Hades is een broer van Zeus, Poseidon, Hera, Hestia en Demeter. Bij de verdeling van de macht en wereld tussen Zeus, Poseidon en hemzelf viel hem het onderaardse dodenrijk ten deel en daarmee werd hij de derde wereldheerser. Hades viel hetzelfde lot ten deel als zijn broers en zusters (op Zeus na): hij werd opgegeten door zijn vader Kronos en later weer uitgespuugd. Tevens nam hij deel aan de Titanenstrijd aan de zijde van Zeus. In zijn donkere rijk, de onderwereld, is Hades een hard en meedogenloos heerser. Hij staat aan niemand toe terug te keren naar het rijk der levenden. Verscheidene demonen en geesten zijn in zijn dienst, zoals Charon de veerman die met zijn boot de zielen van overledenen de rivier de Styx overzet tegen betaling van een obool (een geldstuk dat voor dit doel in de mond van de overledene werd gelegd).
Standbeeld van Hades en Kerberos
Kerberos (Oudgrieks: Κέρβερος) is een figuur uit de Griekse mythologie: een monsterlijke hond met drie koppen (in sommige verhalen zelfs 50 of 100) en soms met een slangenstaart of draak als staart en ontelbare slangenkoppen op zijn rug. Hij en Orthros, de tweekoppige hond van de reus Geryon, werden geschapen door Echidna en Typhon.
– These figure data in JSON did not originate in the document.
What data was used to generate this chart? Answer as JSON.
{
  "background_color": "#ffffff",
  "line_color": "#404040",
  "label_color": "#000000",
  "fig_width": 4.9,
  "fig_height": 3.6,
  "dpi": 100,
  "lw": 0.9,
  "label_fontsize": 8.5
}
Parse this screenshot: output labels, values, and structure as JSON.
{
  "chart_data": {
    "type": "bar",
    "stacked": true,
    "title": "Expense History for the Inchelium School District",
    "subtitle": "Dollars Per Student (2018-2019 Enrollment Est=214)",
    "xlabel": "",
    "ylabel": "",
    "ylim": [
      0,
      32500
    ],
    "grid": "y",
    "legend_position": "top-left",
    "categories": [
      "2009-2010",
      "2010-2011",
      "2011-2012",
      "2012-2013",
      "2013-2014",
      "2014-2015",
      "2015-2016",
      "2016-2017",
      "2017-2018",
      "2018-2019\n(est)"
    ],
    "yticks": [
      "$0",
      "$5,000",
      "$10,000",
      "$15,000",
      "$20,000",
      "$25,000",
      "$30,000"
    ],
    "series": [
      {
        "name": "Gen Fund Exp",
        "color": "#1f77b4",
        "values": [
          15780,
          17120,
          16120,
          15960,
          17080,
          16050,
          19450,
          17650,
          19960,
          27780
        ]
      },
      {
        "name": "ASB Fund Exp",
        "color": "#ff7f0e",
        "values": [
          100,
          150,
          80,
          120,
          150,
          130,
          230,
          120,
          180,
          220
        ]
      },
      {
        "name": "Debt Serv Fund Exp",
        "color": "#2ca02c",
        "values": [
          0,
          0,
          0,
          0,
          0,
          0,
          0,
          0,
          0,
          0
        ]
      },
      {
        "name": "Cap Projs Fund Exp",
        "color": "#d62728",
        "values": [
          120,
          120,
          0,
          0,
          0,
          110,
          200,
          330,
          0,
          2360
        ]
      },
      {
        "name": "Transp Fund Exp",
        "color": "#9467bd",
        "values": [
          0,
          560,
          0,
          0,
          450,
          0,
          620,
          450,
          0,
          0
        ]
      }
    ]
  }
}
Kerberos is de bewaker van de onderwereld in de klassieke en christelijke beeldende kunst. Hij zorgde ervoor dat de doden de onderwereld niet konden verlaten en dat de levenden er niet konden binnentreden. In ruil voor een veilige doorgang geven de zielen der doden hem honingtaart.
Kerberos
Persephone (Oudgrieks: Περσεφόνεια, Persephoneia (vooral bij Homeros) of Περσεφόνη, Persephonè) is in de Griekse mythologie de godin van het dodenrijk en van de lente. Ze was de dochter van Demeter, de godin van de landbouw en het graan, en de oppergod Zeus.
Demeter hield geweldig veel van haar dochter en waakte over haar als een moederkloek. Maar toch werd Persephone ontvoerd, juist toen ze bloemen plukte in het veld. Hades, de god van de onderwereld en heerser over de doden, kwam met paard en wagen op uit een kloof in de schoot van de aarde en trok haar op zijn wagen. Persephone riep om hulp, maar het mocht niet baten: ze verdween met hem in de duisternis. Demeter stortte zich in een diep verdriet. Na lang gezocht te hebben op aarde ging ze ook de sterrenbeelden af, daar vroeg zij aan Hélice of zij haar dochter niet gezien had. Deze gaf als antwoord dat Helios alles gezien had, en gaf daarna zelf het antwoord al: Persephone is in de onderwereld, bij Hades. Demeter was volkomen machteloos en in haar treurnis over het verlies bracht ze een dorre winter op aarde en veel mensen leden hongersnood.
De Oude Grieken geloofden dat overledenen als schimmen in het onderaardse dodenrijk van Hades voortleefden. Hermes (in de hoedanigheid van psychopompos) begeleidde de doden tot de mythische rivier de Styx, waar ze met een veerboot naar het aan de overkant liggende dodenrijk werden gebracht.
Charon was de veerman. Hij werd voorgesteld als een oude man, lijdend onder de taak die hij tot in de eeuwigheid vervult. Vanwege het geloof dat de overtocht over de Styx niet kosteloos was, werd bij de overleden Grieken een obool onder de tong gelegd. Als de overtocht niet betaald kon worden, dan zouden de geesten van de overledenen meer dan 100 jaar aan de oever van de rivier ronddwalen. Charon komt onder andere voor in de mythe van Orpheus (die met zijn muziek Charon weet over te halen hem naar de Hades te brengen om zijn geliefde Eurydice terug te halen) en in de mythe van de held Herakles, die bij het laatste van zijn Twaalf Werken de hellehond Kerberos, bewaker van de toegang van de onderwereld, moet ontvoeren.